Tuesday, March 23, 2010

AUSD Bailout

by Dennis Green

Are Alameda schools “too big to fail?” Or just too small to succeed?

If your $80 million per year business were facing a serious deficit, you’d cut expenses, trim payroll, maybe sell off some assets, eliminate a losing division or two. You wouldn’t ask the taxpayers to bail you out, to simply hand you $112 million MORE without any accountability or measurable return on their investment. Unless you were AIG…or AUSD.

Because that’s exactly what the Alameda Unified School District is doing. Although they will collect more than $80 million this year in property tax and parcel tax revenue and from other sources — $8,435 per student — that’s not enough.

Rather than justifying the money they do spend, the district officials simply complain that they don’t spend as much as some other nearby school districts do, that the State of California doesn’t spend enough, and that it’s a lack of funding that makes American public schools so inept. Or they blame the parents, and the students, or the culture. Or technology…

With nearly a third of high school students in America dropping out before graduation, and one in three schools failing the “No Child Left Behind” standards, however, our schools have more “recalls” than Toyota. GWB’s “No Child Left Behind” program hasn’t, apparently, worked, except to force faculties to “teach to the test.” President Obama’s “Race to the Top” program calls for better training, preparation, mentoring and accountability for teachers, weakening the grip of tenure and unions. But California didn’t qualify in Round One RTTT funding, largely because of opposition from the unions.

In a universe of one hundred billion galaxies, the problems of one little island off the coast of Oakland would seem almost inconsequential, but there it is. Three schools in Alameda have already gone “charter” and another — failing Chipman Middle School — is about to do the same. At least seven private schools also compete.

So what are the likely consequences if the AUSD proposed new parcel tax — more than double the current two parcel taxes combined, and extended over a period of eight years — fails? In a meeting I had with Trustee Mike McMahon, he said, “We will probably have to close one high school, one middle school and three elementary schools.” He did not name which ones.

But if you examine the holdings of AUSD, the land it owns, only one high school property contains sufficient acreage for future expansion, and that’s Encinal High, near the West End. Alameda High School is surrounded by private property, and owns only one nearby older building, seismically unsafe, currently housing central and district administrative offices.

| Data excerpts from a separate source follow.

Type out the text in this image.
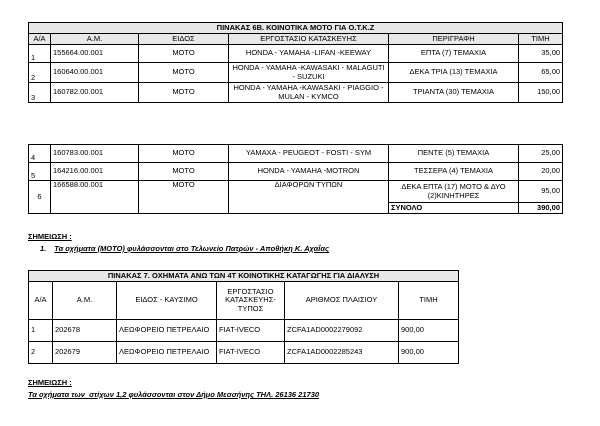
ΠΙΝΑΚΑΣ 6Β. ΚΟΙΝΟΤΙΚΑ ΜΟΤΟ ΓΙΑ Ο.Τ.Κ.Ζ					
Α/Α	Α.Μ.	ΕΙΔΟΣ	ΕΡΓΟΣΤΑΣΙΟ ΚΑΤΑΣΚΕΥΗΣ	ΠΕΡΙΓΡΑΦΗ	ΤΙΜΗ
1	155664.00.001	ΜΟΤΟ	HONDA - YAMAHA -LIFAN -KEEWAY	ΕΠΤΑ (7) ΤΕΜΑΧΙΑ	35,00
2	160640.00.001	ΜΟΤΟ	HONDA - YAMAHA -KAWASAKI - MALAGUTI - SUZUKI	ΔΕΚΑ ΤΡΙΑ (13) ΤΕΜΑΧΙΑ	65,00
3	160782.00.001	ΜΟΤΟ	HONDA - YAMAHA -KAWASAKI - PIAGGIO - MULAN - KYMCO	ΤΡΙΑΝΤΑ (30) ΤΕΜΑΧΙΑ	150,00
4	160783.00.001	ΜΟΤΟ	YAMAXA - PEUGEOT - FOSTI - SYM	ΠΕΝΤΕ (5) ΤΕΜΑΧΙΑ	25,00
5	164216.00.001	ΜΟΤΟ	HONDA - YAMAHA -MOTRON	ΤΕΣΣΕΡΑ (4) ΤΕΜΑΧΙΑ	20,00
6	166588.00.001	ΜΟΤΟ	ΔΙΑΦΟΡΩΝ ΤΥΠΩΝ	ΔΕΚΑ ΕΠΤΑ (17) ΜΟΤΟ & ΔΥΟ (2)ΚΙΝΗΤΗΡΕΣ	95,00
				ΣΥΝΟΛΟ	390,00
ΣΗΜΕΙΩΣΗ :
1. Τα οχήματα (ΜΟΤΟ) φυλάσσονται στο Τελωνείο Πατρών - Αποθήκη Κ. Αχαΐας
ΠΙΝΑΚΑΣ 7. ΟΧΗΜΑΤΑ ΑΝΩ ΤΩΝ 4Τ ΚΟΙΝΟΤΙΚΗΣ ΚΑΤΑΓΩΓΗΣ ΓΙΑ ΔΙΑΛΥΣΗ					
Α/Α	Α.Μ.	ΕΙΔΟΣ - ΚΑΥΣΙΜΟ	ΕΡΓΟΣΤΑΣΙΟ ΚΑΤΑΣΚΕΥΗΣ- ΤΥΠΟΣ	ΑΡΙΘΜΟΣ ΠΛΑΙΣΙΟΥ	ΤΙΜΗ
1	202678	ΛΕΩΦΟΡΕΙΟ ΠΕΤΡΕΛΑΙΟ	FIAT-IVECO	ZCFA1AD0002279092	900,00
2	202679	ΛΕΩΦΟΡΕΙΟ ΠΕΤΡΕΛΑΙΟ	FIAT-IVECO	ZCFA1AD0002285243	900,00
ΣΗΜΕΙΩΣΗ :
Τα οχήματα των  στίχων 1,2 φυλάσσονται στον Δήμο Μεσσήνης ΤΗΛ. 26136 21730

Likewise, the smaller, under-enrolled elementary schools include Franklin, which serves students from families residing in the Gold Coast. Only in the face of a failed parcel tax initiative, and enormous deficits, would it be remotely acceptable to close Franklin Elementary, but the Superintendent may have to do just that.

Simply giving the schools more money without any greater accountability is like the infamous bank bailout of 2008. Any new funding should be tied to higher teaching standards, greater accountability and transparency.

But in 20 years, there won’t be any classrooms left as we know them. Fixing public education in America will take exceedingly radical changes, such as moving toward the Virtual Classroom, sharing the best teachers across district and state lines, and replacing textbooks with the electronic versions, probably Steve Jobs’ “iPad.” Maybe we can even replace some Superintendents…and Trustees.